Jehovah’s Witnesses reject the idea of hell, insisting that a soul passes out of existence upon death. This is a particular form of the error often referred to as annihilationism.
Christians hold that a person is both body and soul.
The Jehovah’s Witnesses insist that there is no actual difference between body and soul in the Scriptures. And that, further, there is no immaterial part of man that survives physical death.
There are many Bible translations to choose from in the English language, and Christians prefer different translations for a variety of reasons including readability, accuracy, the beauty and flow of language, and the translation process and philosophy behind a particular translation. Among the more common accepted English translations that Christians read are: the New American Standard Bible, the King James Bible, the New International Version, the New King James Version, the English Standard Version, and so on.
The Jehovah’s Witnesses insist that there is one translation that is faithful to the Word of God: The New World Translation, first published in 1950, and now translated into over 150 different languages.
The translation is full of alternate readings that do not have textual warrant in either the Greek or the Hebrew. Nearly all of these alternate readings are intended to support the particular views of Jehovah’s Witnesses.
So, for example, in Genesis 1:2, the Spirit of God becomes God’s active force. This supports their view that the Holy Spirit is an inanimate force (see above). Notoriously, the Word was God in John 1:1 becomes the Word was a god. This supports their denial of Christ’s deity.
Needless to say, this translation is crucial for Jehovah’s Witnesses to “biblically” support their unorthodox views.
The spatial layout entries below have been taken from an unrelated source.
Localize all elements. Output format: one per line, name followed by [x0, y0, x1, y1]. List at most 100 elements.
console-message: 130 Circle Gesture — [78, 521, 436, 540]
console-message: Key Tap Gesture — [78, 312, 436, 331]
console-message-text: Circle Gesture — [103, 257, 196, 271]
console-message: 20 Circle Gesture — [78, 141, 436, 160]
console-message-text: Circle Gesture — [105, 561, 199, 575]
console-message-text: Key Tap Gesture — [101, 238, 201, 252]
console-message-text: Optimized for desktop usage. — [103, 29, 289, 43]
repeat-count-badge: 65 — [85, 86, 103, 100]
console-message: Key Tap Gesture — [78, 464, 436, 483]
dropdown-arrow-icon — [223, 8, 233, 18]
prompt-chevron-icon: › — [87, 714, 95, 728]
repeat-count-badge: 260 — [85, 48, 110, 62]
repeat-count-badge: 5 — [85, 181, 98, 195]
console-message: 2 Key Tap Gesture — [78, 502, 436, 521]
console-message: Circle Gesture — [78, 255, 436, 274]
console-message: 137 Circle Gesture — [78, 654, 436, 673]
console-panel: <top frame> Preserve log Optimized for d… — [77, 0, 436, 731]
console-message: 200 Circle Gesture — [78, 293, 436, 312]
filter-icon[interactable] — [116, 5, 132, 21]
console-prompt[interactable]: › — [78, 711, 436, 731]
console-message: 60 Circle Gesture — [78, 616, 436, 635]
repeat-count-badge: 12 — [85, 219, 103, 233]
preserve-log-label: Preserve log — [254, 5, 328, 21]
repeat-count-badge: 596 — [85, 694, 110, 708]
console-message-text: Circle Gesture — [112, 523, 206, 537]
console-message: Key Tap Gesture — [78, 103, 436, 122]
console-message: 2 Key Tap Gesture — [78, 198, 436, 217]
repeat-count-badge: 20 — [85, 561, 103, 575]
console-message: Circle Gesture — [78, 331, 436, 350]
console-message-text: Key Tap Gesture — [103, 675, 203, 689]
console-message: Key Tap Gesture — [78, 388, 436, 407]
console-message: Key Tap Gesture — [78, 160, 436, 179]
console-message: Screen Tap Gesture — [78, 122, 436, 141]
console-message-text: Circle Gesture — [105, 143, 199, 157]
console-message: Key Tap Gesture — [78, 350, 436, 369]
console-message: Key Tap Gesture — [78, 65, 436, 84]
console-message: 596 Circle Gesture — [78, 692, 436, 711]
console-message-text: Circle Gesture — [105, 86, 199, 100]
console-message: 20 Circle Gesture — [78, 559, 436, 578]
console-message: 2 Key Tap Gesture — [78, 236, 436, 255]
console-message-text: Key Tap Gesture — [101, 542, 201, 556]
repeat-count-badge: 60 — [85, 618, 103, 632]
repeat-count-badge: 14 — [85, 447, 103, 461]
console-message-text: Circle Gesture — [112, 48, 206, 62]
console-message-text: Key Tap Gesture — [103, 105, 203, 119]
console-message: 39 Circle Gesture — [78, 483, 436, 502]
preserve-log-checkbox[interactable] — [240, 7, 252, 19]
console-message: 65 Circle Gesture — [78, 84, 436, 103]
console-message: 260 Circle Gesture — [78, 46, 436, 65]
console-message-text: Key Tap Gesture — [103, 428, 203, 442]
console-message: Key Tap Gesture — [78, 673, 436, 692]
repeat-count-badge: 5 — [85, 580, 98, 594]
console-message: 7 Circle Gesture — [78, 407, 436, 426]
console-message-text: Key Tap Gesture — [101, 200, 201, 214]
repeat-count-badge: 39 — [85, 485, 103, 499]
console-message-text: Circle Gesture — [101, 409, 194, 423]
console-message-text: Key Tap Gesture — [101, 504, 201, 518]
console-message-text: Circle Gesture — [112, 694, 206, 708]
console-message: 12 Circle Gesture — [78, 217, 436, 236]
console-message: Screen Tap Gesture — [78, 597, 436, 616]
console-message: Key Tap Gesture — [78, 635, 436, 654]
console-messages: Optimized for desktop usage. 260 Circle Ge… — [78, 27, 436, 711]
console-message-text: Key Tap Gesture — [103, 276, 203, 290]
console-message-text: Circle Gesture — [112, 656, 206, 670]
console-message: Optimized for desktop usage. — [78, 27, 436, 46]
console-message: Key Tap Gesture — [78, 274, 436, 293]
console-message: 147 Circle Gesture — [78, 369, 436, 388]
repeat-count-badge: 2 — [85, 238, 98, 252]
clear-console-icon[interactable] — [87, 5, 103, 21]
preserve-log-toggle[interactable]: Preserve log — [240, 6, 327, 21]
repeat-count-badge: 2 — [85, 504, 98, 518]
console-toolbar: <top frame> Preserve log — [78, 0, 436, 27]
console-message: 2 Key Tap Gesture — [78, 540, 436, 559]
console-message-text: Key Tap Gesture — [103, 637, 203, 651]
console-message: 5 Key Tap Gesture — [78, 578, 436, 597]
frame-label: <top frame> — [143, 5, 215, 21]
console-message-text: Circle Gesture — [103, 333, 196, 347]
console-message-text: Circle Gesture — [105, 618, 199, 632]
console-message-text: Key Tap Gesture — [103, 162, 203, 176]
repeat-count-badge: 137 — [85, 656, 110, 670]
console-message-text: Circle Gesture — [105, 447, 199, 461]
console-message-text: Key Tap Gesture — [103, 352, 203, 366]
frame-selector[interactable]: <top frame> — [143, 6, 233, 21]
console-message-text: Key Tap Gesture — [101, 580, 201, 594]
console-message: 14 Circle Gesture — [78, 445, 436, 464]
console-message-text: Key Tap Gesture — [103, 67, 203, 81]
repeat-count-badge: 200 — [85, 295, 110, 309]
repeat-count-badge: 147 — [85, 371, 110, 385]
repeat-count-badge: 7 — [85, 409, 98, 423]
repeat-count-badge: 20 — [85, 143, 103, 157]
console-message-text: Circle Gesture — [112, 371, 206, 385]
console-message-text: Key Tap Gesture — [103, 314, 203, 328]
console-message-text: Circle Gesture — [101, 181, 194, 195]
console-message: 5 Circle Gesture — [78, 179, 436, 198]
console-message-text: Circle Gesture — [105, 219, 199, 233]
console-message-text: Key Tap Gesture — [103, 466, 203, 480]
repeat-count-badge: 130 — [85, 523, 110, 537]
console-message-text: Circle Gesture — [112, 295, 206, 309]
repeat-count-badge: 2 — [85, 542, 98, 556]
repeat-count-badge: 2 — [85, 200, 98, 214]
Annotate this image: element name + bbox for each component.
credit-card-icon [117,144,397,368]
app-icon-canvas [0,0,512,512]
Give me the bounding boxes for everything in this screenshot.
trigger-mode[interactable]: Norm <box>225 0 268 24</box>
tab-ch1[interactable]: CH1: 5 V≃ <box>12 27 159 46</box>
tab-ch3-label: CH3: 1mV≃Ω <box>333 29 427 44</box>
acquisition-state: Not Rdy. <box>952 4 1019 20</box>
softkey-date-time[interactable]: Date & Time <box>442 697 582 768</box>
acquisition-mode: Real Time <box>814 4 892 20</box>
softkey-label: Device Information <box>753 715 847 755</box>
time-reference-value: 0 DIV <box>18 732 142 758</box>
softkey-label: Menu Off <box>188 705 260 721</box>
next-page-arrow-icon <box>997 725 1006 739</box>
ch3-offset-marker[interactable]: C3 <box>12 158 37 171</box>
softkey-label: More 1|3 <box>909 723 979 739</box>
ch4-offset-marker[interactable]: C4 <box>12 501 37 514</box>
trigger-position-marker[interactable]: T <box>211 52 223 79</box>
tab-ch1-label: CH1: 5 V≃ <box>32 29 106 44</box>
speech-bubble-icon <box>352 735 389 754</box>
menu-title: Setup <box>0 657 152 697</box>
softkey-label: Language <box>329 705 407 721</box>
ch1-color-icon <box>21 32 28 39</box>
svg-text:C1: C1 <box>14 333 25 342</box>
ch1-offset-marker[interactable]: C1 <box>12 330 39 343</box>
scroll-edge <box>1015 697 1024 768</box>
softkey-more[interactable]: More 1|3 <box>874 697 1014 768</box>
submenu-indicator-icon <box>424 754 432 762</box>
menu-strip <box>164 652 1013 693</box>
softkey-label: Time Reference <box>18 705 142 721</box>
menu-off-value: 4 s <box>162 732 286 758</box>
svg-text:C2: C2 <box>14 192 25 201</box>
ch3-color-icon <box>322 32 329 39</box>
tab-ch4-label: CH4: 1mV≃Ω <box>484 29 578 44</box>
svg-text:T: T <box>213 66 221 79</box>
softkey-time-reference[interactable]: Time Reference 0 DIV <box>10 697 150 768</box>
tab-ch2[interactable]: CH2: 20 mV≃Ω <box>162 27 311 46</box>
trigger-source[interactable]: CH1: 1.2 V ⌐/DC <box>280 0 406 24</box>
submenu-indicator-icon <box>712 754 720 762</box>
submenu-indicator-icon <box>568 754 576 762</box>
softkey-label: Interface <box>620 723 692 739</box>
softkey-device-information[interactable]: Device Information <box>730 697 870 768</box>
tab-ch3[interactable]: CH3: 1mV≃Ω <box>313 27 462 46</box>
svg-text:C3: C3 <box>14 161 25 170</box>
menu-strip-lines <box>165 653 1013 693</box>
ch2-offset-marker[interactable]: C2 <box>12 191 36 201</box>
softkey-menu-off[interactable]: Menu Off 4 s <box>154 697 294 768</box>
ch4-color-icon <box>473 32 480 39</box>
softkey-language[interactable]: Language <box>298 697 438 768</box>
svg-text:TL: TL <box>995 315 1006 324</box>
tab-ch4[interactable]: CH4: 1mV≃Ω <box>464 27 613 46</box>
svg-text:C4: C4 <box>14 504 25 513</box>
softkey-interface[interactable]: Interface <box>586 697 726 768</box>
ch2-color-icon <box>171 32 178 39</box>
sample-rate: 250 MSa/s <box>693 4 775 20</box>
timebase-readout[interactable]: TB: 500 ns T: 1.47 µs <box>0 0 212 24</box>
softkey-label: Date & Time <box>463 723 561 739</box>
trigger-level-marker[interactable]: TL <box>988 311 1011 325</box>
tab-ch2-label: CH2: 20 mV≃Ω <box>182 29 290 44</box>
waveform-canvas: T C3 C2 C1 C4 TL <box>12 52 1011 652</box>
Are Jehovah’s Witnesses Christians?
The Jehovah’s Witnesses explicitly deny the gospel by grace alone through faith alone apart from works. They deny that a person is justified by faith. They deny the nature of Christ and the atonement; they deny the resurrection and the just wrath of God upon sin. Therefore, it is impossible to affirm that a consistent Jehovah’s Witness (who believes as the Watch Tower instructs) is also a genuine Christian.
What is a Christian?
A Christian is a person who, by God’s grace, has been born again through the work of the Spirit (John 3). He has believed in Jesus Christ alone for salvation (Romans 3:23-24). God has justified all those who trust in Christ (Romans 5:1). A true Christian has been sealed by the Holy Spirit (Ephesians 1:13) and indwelt by the Spirit (1 Corinthians 3:16).
The greatest news in the universe is that you can be saved from your sin and God’s wrath by trusting in the Lord Jesus Christ and His work on the cross for you. Do you believe that?